ClickHouse wins AI agent observability

Diving deeper into

$250M/year Databricks for AI agents

Document
ClickHouse has become the go-to database for AI agent observability
Analyzed 4 sources

ClickHouse is winning AI agent observability because this workload looks less like classic app monitoring and more like a giant stream of append only events that must be sliced fast and cheaply. Prompts, tool calls, traces, evals, and cost records all pile up like clickstream data. That matches ClickHouse’s core design, which is why teams are using it as the storage and query layer underneath debugging and analytics for agent systems.

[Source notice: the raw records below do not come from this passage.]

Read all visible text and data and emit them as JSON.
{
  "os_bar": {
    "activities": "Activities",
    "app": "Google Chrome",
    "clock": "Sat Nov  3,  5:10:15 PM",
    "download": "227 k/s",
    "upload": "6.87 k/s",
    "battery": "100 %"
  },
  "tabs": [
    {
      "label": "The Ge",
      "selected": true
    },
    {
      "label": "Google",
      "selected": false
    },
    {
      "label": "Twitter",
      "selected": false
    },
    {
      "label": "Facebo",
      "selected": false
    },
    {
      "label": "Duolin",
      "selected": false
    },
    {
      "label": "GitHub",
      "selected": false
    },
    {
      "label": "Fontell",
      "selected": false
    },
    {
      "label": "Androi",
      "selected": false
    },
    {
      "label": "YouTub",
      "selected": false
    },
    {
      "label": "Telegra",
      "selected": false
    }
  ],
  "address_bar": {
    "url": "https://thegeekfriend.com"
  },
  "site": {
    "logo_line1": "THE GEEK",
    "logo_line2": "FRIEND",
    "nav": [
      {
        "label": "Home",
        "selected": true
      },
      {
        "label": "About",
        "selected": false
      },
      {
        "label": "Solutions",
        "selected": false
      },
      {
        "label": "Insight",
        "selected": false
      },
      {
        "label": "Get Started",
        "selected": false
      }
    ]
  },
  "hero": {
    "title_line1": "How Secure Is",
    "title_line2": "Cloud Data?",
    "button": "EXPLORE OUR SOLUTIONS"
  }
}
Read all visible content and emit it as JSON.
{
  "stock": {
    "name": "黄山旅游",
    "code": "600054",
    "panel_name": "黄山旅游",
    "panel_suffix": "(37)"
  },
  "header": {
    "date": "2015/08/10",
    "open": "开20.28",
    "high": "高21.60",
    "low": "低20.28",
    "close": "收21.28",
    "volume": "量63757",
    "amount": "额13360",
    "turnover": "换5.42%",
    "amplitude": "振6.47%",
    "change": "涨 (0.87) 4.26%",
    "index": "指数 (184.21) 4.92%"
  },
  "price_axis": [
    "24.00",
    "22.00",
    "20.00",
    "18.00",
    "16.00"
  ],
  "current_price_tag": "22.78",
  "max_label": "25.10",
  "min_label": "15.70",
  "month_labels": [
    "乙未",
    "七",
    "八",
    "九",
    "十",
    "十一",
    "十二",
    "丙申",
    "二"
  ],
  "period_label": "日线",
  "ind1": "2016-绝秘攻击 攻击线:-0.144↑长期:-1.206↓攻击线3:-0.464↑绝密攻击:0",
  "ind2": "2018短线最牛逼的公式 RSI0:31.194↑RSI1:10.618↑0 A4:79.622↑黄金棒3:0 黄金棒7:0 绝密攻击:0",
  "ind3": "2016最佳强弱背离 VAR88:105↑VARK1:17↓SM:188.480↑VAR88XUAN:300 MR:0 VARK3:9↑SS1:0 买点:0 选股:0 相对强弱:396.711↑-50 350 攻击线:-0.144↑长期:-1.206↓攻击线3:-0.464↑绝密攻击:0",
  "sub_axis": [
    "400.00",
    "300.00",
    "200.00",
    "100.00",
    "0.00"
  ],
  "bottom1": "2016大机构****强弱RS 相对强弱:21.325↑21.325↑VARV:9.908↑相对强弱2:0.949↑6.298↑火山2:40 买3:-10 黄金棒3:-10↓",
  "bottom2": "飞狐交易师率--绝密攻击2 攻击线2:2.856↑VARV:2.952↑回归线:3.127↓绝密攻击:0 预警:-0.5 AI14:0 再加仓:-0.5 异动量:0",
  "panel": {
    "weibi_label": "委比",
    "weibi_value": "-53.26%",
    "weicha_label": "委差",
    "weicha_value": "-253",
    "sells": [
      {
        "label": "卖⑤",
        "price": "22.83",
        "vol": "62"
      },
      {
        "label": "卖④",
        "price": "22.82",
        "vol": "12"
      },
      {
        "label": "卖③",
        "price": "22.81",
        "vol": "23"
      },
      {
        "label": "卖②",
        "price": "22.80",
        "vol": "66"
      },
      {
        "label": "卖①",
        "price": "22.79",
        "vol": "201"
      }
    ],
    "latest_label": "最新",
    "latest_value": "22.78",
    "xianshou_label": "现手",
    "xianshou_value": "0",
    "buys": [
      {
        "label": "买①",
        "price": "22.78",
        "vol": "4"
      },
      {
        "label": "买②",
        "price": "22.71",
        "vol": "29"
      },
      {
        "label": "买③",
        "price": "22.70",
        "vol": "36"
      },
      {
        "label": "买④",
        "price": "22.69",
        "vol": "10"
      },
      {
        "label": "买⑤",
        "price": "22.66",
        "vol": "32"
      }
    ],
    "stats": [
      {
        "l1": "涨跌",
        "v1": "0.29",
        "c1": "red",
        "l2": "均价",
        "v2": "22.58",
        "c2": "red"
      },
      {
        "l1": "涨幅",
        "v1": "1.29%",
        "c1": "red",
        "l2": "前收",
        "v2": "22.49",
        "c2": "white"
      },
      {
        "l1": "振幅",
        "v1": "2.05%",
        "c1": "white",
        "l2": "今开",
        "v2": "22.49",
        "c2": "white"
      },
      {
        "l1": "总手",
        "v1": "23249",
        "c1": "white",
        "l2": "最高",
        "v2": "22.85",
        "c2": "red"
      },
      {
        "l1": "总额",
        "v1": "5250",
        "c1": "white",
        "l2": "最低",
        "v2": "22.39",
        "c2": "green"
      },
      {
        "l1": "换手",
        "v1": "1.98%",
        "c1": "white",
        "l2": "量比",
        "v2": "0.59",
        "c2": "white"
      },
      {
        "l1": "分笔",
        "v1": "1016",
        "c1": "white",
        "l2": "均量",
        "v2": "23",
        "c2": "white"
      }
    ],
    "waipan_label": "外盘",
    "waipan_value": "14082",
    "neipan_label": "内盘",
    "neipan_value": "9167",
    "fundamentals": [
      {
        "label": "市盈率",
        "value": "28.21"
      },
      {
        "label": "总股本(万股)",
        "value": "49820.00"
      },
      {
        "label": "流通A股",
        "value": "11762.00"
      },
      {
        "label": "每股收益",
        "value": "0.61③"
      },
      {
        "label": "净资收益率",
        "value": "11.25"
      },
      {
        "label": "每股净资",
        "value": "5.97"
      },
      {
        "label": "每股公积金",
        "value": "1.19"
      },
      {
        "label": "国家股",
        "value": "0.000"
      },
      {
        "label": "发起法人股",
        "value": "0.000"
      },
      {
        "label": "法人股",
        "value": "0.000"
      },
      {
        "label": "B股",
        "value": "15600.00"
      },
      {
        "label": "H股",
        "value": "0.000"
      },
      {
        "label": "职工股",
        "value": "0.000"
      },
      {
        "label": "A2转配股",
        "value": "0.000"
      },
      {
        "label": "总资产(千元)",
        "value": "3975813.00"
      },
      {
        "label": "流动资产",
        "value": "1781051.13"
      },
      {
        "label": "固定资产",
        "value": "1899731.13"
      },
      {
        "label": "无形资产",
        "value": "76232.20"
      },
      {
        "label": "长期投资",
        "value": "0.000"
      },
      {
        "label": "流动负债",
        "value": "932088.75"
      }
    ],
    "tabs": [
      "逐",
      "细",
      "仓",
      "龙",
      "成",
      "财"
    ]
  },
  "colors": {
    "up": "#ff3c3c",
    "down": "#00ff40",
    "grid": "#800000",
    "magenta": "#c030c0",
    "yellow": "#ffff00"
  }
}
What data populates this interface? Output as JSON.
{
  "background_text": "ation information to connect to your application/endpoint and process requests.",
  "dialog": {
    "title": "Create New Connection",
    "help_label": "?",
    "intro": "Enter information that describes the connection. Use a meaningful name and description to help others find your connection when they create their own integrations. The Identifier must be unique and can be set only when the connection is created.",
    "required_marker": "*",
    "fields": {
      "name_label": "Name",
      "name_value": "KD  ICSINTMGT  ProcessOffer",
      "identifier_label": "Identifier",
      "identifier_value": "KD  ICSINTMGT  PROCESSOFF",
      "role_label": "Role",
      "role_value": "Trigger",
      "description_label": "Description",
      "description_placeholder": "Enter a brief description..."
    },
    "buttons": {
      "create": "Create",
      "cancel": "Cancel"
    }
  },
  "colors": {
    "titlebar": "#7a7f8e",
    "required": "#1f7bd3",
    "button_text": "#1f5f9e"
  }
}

  • In practice, observability teams use ClickHouse to keep far more history for less money. One operator cut cluster CPU and memory to one third of OpenSearch, extended retention from 7 days to 30 days, and still paid about half as much. Another enterprise said ClickHouse was 10 to 20x cheaper than Datadog at its scale.
  • The reason AI agents fit especially well is latency. At AstraZeneca, agentic AI queries on petabyte scale records ran in under 200 milliseconds on ClickHouse, versus minutes on Databricks dashboards. That makes it usable for tracing what an agent did, why it failed, and how retrieval or prompting changed the outcome.
  • This does not make ClickHouse a full Datadog replacement. Datadog still bundles alerting, routing, remediation, and integrations into systems like Slack and Jira, while ClickHouse mainly provides the database, query engine, and real time analytics layer. The wedge is that many AI teams first need cheap storage and fast debugging before they need a full operations suite.

The next step is a stack split, where ClickHouse becomes the default event store for agent traces and evals, while workflow and alerting products build on top. As agent traffic explodes, the winning observability platforms will be the ones that can keep every interaction, query it in milliseconds, and do it cheaply enough that developers never have to sample away the evidence.